Documenting Lawful Source of Funds in EB-5
One of the major roles an immigration attorney plays for an EB-5 immigrant investor is strategizing and documenting the lawful nature of EB-5 capital invested in a new commercial enterprise. This is to comply with USCIS regulations at 8 C.F.R. 204.6(j)(2) and (3), which lists the type of evidence an EB-5 investor must submit, as applicable, such as foreign business registration records, business or personal tax returns, or evidence of other sources of capital, to demonstrate the capital was “obtained through lawful means.” In practice, this can require substantial documentation when preparing the Form I-526 petition, as USCIS reviews documents like a forensic accountant, requiring documentation on earnings and bank transfers to correlate with the investor’s “source of funds” story.
How should an EB-5 investor prove source of funds?
An EB-5 petitioner must establish that the actual capital invested came from a lawful source, and not simply that the capital could have been provided from lawful funds. See Binbin Lei, 2017 U.S. Dist. LEXIS 43548, at *4 n. 2 (“[A] plaintiff cannot establish that she is eligible for an EB-5 visa merely by showing that her husband was financially capable of affording her capital investment via lawfully obtained funds; she must establish that the actual capital invested was obtained through lawful means.”)
U.S. courts have found these “hyper-technical” requirements serve a valid government interest: confirming that the funds utilized are not of suspect origin, such as drug trafficking, money laundering, or other criminal enterprises. See Spencer Enterprises, Inc. v. United States, 229 F. Supp. 2d 1025, 1040 (E.D. Calif. 2001) aff'd 345 F.3d 683 (9th Cir. 2003) (affirming a finding that a petitioner had failed to establish the lawful source of her funds due to her failure to designate the nature of all of her employment or submit five years of tax returns).
The process to establish that EB-5 capital came from a legal source
EB-5 immigration attorneys work closely with the immigrant investor (and potentially his/her financial advisor, tax professionals, and others) to understand how the EB-5 applicant earned his/her capital and how such earnings can be documented. This is a critical aspect of EB-5 investor representation, and can involve weeks of back and forth to obtain, translate, and review documentation before being able to present an approvable case to USCIS.
Additionally, an EB-5 petitioner must document the “path of funds” in order to meet the burden of establishing that the funds are his own funds. See In re Izummi, 22 I. & N. Dec. 169, 195 (holding because "petitioner ha[d] not documented the path of funds, ... the petitioner ... failed to meet his burden of establishing that the initial [investment] ... were his own funds"); and In re Soffici, 22 I. & N. Dec. 158, 164-65 (finding petitioner failed to demonstrate he satisfied Section 204.6(j)(2) & (3) because he failed to document adequately the source of funds he sought to invest).

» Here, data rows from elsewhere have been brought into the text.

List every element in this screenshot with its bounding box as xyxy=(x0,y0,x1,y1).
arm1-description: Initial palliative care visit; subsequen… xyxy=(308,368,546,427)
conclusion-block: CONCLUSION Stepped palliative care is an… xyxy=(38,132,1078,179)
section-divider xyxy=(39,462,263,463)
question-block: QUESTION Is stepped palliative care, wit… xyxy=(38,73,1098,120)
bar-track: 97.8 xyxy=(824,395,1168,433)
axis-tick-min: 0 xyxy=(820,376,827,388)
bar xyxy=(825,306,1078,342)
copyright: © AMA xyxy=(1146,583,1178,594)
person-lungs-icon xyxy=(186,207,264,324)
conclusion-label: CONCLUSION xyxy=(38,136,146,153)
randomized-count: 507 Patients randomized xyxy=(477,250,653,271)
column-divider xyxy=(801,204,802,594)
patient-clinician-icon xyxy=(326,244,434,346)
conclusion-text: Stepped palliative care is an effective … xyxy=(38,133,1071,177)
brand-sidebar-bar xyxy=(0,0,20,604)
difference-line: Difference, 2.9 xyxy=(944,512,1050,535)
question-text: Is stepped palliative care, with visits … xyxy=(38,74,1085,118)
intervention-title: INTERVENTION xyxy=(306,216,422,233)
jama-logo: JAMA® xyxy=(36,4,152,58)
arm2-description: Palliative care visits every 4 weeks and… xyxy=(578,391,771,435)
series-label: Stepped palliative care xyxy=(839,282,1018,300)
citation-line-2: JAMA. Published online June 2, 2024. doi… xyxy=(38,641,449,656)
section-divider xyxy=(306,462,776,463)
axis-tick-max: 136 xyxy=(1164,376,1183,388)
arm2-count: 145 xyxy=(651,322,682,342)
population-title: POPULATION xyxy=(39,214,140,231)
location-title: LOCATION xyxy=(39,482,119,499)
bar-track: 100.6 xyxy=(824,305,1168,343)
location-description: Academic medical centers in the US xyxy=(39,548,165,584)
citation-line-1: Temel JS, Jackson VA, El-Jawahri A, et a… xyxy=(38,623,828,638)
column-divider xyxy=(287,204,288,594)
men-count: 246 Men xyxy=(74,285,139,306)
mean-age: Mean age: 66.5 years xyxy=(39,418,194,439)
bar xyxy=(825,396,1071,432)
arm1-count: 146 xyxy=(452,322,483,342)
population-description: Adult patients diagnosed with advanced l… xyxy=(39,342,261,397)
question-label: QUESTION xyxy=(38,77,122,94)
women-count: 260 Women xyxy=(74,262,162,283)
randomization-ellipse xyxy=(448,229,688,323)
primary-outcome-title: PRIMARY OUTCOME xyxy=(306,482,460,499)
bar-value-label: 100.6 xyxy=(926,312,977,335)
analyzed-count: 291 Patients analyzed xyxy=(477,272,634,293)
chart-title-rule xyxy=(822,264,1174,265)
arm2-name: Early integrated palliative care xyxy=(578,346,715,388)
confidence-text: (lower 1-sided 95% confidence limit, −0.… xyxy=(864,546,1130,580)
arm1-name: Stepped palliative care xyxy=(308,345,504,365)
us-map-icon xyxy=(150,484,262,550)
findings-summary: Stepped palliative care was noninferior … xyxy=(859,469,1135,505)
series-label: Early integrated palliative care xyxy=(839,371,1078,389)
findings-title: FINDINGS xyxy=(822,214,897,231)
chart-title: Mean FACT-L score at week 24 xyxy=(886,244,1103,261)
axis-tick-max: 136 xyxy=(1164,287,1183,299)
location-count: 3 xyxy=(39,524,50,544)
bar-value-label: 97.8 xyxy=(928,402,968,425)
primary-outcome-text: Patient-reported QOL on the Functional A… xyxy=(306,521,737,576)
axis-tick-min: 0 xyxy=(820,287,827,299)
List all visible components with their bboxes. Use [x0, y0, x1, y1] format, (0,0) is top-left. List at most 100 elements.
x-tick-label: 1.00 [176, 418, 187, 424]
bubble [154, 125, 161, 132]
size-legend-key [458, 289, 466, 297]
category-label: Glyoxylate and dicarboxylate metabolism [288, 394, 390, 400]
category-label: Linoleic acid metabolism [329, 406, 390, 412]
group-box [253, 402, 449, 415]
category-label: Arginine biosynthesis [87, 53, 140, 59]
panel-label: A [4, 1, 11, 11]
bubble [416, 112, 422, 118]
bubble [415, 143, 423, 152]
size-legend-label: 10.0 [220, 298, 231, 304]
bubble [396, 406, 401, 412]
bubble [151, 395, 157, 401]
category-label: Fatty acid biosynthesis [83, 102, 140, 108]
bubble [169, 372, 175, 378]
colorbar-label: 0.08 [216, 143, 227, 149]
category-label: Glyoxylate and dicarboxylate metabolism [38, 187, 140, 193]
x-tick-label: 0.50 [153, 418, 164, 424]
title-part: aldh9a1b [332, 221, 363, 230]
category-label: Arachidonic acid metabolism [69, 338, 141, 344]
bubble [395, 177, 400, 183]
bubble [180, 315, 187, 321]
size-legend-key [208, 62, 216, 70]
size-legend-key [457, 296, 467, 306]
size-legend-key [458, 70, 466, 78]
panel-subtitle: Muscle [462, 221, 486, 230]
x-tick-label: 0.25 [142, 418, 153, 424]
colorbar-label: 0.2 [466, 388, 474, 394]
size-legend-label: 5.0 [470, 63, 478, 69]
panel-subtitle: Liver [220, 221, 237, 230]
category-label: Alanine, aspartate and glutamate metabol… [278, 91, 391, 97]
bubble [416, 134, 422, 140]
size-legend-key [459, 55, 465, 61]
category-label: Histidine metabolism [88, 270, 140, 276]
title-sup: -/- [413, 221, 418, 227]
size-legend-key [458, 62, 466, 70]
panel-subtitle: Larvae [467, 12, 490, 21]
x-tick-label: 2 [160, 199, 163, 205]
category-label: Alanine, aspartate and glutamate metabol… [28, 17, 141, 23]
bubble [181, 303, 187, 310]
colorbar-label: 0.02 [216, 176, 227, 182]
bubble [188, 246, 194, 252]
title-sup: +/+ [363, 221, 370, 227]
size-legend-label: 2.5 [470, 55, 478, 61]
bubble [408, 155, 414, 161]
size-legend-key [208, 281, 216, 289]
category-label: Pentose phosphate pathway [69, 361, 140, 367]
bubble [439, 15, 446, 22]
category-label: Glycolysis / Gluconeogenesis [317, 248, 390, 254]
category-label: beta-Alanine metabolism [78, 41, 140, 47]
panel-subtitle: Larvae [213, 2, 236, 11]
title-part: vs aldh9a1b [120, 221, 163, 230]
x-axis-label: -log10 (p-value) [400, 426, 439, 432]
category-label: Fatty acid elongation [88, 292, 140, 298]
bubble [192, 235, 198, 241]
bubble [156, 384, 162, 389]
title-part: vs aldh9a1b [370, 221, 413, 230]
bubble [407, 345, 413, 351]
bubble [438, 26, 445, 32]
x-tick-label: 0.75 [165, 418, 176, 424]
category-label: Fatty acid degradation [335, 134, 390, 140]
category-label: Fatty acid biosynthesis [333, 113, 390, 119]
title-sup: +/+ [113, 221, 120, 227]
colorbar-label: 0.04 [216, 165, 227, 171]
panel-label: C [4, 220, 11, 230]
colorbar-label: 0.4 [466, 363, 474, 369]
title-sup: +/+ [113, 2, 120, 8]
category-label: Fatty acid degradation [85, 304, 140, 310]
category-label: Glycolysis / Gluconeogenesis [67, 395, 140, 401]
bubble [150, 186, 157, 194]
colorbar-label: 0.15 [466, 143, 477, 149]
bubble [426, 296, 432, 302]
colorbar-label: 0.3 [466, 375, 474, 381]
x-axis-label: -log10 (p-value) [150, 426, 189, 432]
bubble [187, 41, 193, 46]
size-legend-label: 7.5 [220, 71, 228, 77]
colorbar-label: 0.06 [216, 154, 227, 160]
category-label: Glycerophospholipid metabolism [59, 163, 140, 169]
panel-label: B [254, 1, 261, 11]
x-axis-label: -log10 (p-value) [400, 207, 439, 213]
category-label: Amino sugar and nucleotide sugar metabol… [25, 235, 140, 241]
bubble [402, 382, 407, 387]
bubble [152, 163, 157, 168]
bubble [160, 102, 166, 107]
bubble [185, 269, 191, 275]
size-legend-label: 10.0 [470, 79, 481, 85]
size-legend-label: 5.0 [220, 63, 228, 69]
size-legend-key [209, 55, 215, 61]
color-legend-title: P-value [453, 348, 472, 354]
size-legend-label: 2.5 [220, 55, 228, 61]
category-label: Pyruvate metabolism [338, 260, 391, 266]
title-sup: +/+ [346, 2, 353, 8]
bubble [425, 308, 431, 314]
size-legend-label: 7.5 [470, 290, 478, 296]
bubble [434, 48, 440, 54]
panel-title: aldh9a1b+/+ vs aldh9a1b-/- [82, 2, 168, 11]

Why it's critical to consider source before transferring EB-5 capital
Due to restrictions of formal banking channels or currency exchange controls, it has become more common for an EB-5 investor’s funds to involve a private currency exchange. USCIS has become more attuned to these financial relationships and have begun denying Form I-526s when the currency exchanger is unable to provide evidence of the lawful source of funds being transferred to the United States. It is critical that an EB-5 investor discuss the evidentiary requirements with an immigration attorney and private currency exchanger before transferring funds to ensure documentation can be provided to assuage any USCIS concerns.
Hiring an experienced EB-5 attorney is important for many reasons, but documenting the lawful source and path of funds is one of the biggest reasons why. It’s something that must be done correctly on the first try, before the EB-5 capital is transferred to a new commercial enterprise. EB-5 practitioners have seen a large uptick in Requests for Evidence, Notices of Intent to Deny, and denials related to source of funds, and it can be difficult to “fix” a case after it has already been filed. This is not an area to be penny-wise, pound-foolish.